In recent years, northern counties of South Korea have become unlikely tourist destinations, attracting people drawn to the history of the DMZ.
In a coastal campsite just outside the eastern DMZ, families pitch tents only yards away from wire fences and military signs ask campers to report “suspicious persons, objects and vessels.”
A DMZ-themed motel on the campsite has rooms decorated with barbed wire on the wall. Visitors can enjoy museums and tours along the border.
“If anything, I can now claim to have spent a night at the farthest north campsite in South Korea,” said Kim Pil-soo, 42, a recent visitor. Near his tent was a warning against “stray land mines.”
Park Jin-woo, 42, took his son, Min-jae, 8, to the DMZ Museum after watching news about the war in Ukraine. “I wanted to show him that we Koreans also had difficult times and how terrible war can be,” he said.
Dreams of Reconciliation
On a recent hot afternoon, 80 people gathered at a pier near the western sea border along the DMZ. They watched an artist dance with a flag that featured a unified Korean Peninsula.
They later sailed out to waters near the border while a South Korean Coast Guard ship trailed them from a distance.
“We pray for unification!” they chanted, holding their hands together. “We pray for peace!”
After nearly eight decades of living separated across the tightly sealed border, many South Koreans see reunification as a distant dream. Affinity toward North Koreans has grown weaker among younger generations who were born decades after the war and have no memory of what it was like to live in an undivided Korea.
The youth are more preoccupied with domestic concerns, like dwindling job opportunities and the rising cost of living.

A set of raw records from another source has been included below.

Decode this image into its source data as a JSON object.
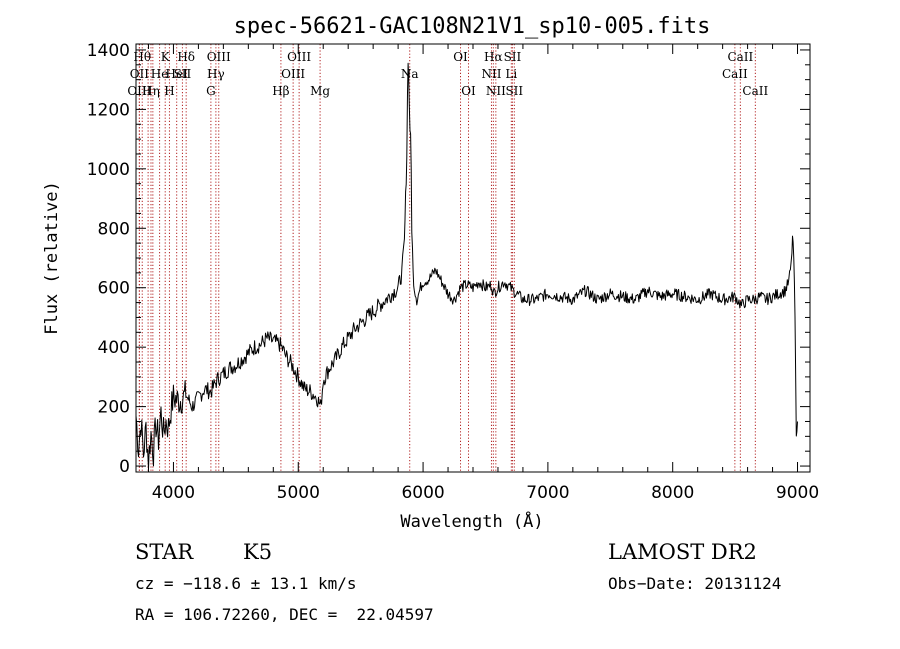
{
  "chart_data": {
    "type": "line",
    "title": "spec-56621-GAC108N21V1_sp10-005.fits",
    "xlabel": "Wavelength (Å)",
    "ylabel": "Flux (relative)",
    "xlim": [
      3700,
      9100
    ],
    "ylim": [
      -20,
      1420
    ],
    "xticks": [
      4000,
      5000,
      6000,
      7000,
      8000,
      9000
    ],
    "yticks": [
      0,
      200,
      400,
      600,
      800,
      1000,
      1200,
      1400
    ],
    "grid": false,
    "line_color": "#000000",
    "marker_color": "#b22222",
    "x": [
      3700,
      3720,
      3740,
      3760,
      3780,
      3800,
      3820,
      3840,
      3860,
      3880,
      3900,
      3920,
      3940,
      3960,
      3980,
      4000,
      4050,
      4100,
      4150,
      4200,
      4250,
      4300,
      4350,
      4400,
      4450,
      4500,
      4550,
      4600,
      4650,
      4700,
      4750,
      4800,
      4850,
      4880,
      4900,
      4950,
      5000,
      5050,
      5100,
      5150,
      5180,
      5200,
      5250,
      5300,
      5350,
      5400,
      5450,
      5500,
      5550,
      5600,
      5650,
      5700,
      5750,
      5800,
      5830,
      5850,
      5860,
      5870,
      5875,
      5880,
      5885,
      5890,
      5895,
      5900,
      5905,
      5910,
      5920,
      5930,
      5950,
      5980,
      6000,
      6050,
      6100,
      6150,
      6200,
      6250,
      6300,
      6350,
      6400,
      6450,
      6500,
      6550,
      6563,
      6600,
      6650,
      6700,
      6750,
      6800,
      6900,
      7000,
      7100,
      7200,
      7300,
      7400,
      7500,
      7600,
      7700,
      7800,
      7900,
      8000,
      8100,
      8200,
      8300,
      8400,
      8500,
      8550,
      8600,
      8650,
      8700,
      8750,
      8800,
      8850,
      8900,
      8930,
      8950,
      8960,
      8970,
      8980,
      8990,
      9000
    ],
    "y": [
      170,
      60,
      150,
      40,
      130,
      20,
      110,
      50,
      140,
      90,
      180,
      110,
      150,
      130,
      190,
      230,
      220,
      240,
      200,
      230,
      260,
      250,
      290,
      310,
      330,
      340,
      360,
      380,
      400,
      410,
      430,
      420,
      410,
      390,
      370,
      340,
      300,
      260,
      250,
      230,
      200,
      290,
      330,
      360,
      400,
      430,
      460,
      480,
      500,
      520,
      540,
      560,
      580,
      600,
      650,
      750,
      900,
      1050,
      1250,
      1380,
      1300,
      1220,
      1140,
      1100,
      1000,
      800,
      650,
      600,
      560,
      600,
      620,
      630,
      660,
      620,
      580,
      560,
      600,
      610,
      600,
      620,
      600,
      610,
      580,
      600,
      620,
      600,
      580,
      560,
      560,
      580,
      570,
      560,
      590,
      560,
      580,
      570,
      560,
      590,
      570,
      580,
      570,
      560,
      580,
      560,
      570,
      540,
      560,
      560,
      570,
      560,
      570,
      580,
      590,
      620,
      680,
      770,
      700,
      500,
      120,
      150
    ],
    "lines": [
      {
        "x": 3750,
        "label": "Hθ",
        "row": 0
      },
      {
        "x": 3727,
        "label": "OII",
        "row": 1
      },
      {
        "x": 3727,
        "label": "OIII",
        "row": 2
      },
      {
        "x": 3797,
        "label": "",
        "row": -1
      },
      {
        "x": 3835,
        "label": "",
        "row": -1
      },
      {
        "x": 3889,
        "label": "He",
        "row": 1
      },
      {
        "x": 3820,
        "label": "Hη",
        "row": 2
      },
      {
        "x": 3934,
        "label": "K",
        "row": 0
      },
      {
        "x": 3968,
        "label": "H",
        "row": 2
      },
      {
        "x": 4026,
        "label": "HeI",
        "row": 1
      },
      {
        "x": 4072,
        "label": "SII",
        "row": 1
      },
      {
        "x": 4102,
        "label": "Hδ",
        "row": 0
      },
      {
        "x": 4300,
        "label": "G",
        "row": 2
      },
      {
        "x": 4340,
        "label": "Hγ",
        "row": 1
      },
      {
        "x": 4363,
        "label": "OIII",
        "row": 0
      },
      {
        "x": 4861,
        "label": "Hβ",
        "row": 2
      },
      {
        "x": 4959,
        "label": "OIII",
        "row": 1
      },
      {
        "x": 5007,
        "label": "OIII",
        "row": 0
      },
      {
        "x": 5175,
        "label": "Mg",
        "row": 2
      },
      {
        "x": 5893,
        "label": "Na",
        "row": 1
      },
      {
        "x": 6300,
        "label": "OI",
        "row": 0
      },
      {
        "x": 6364,
        "label": "OI",
        "row": 2
      },
      {
        "x": 6548,
        "label": "NII",
        "row": 1
      },
      {
        "x": 6563,
        "label": "Hα",
        "row": 0
      },
      {
        "x": 6583,
        "label": "NII",
        "row": 2
      },
      {
        "x": 6707,
        "label": "Li",
        "row": 1
      },
      {
        "x": 6716,
        "label": "SII",
        "row": 0
      },
      {
        "x": 6731,
        "label": "SII",
        "row": 2
      },
      {
        "x": 8498,
        "label": "CaII",
        "row": 1
      },
      {
        "x": 8542,
        "label": "CaII",
        "row": 0
      },
      {
        "x": 8662,
        "label": "CaII",
        "row": 2
      }
    ]
  },
  "info": {
    "object_class": "STAR",
    "subclass": "K5",
    "velocity": "cz = −118.6 ± 13.1 km/s",
    "coordinates": "RA = 106.72260, DEC =  22.04597",
    "survey": "LAMOST DR2",
    "obs_date": "Obs−Date: 20131124"
  }
}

Kim Sang-geun, 69, a retired auto mechanic from Seoul, took his two grandchildren to the DMZ to teach them “the pain of the national division,” he said. One of his children, Cha-min, 11, said his school friends didn’t want reunification with North Korea “because it would only make us poor.”
Such attitudes make Korean War refugees feel like a dying breed.
“I once believed that Korea would be reunited by the time I was 50,” said Ahn Kyong-choon, 88, a war refugee from the North who was visiting a border island observatory from which North Korea is visible.
“I now have no such hope left in me.”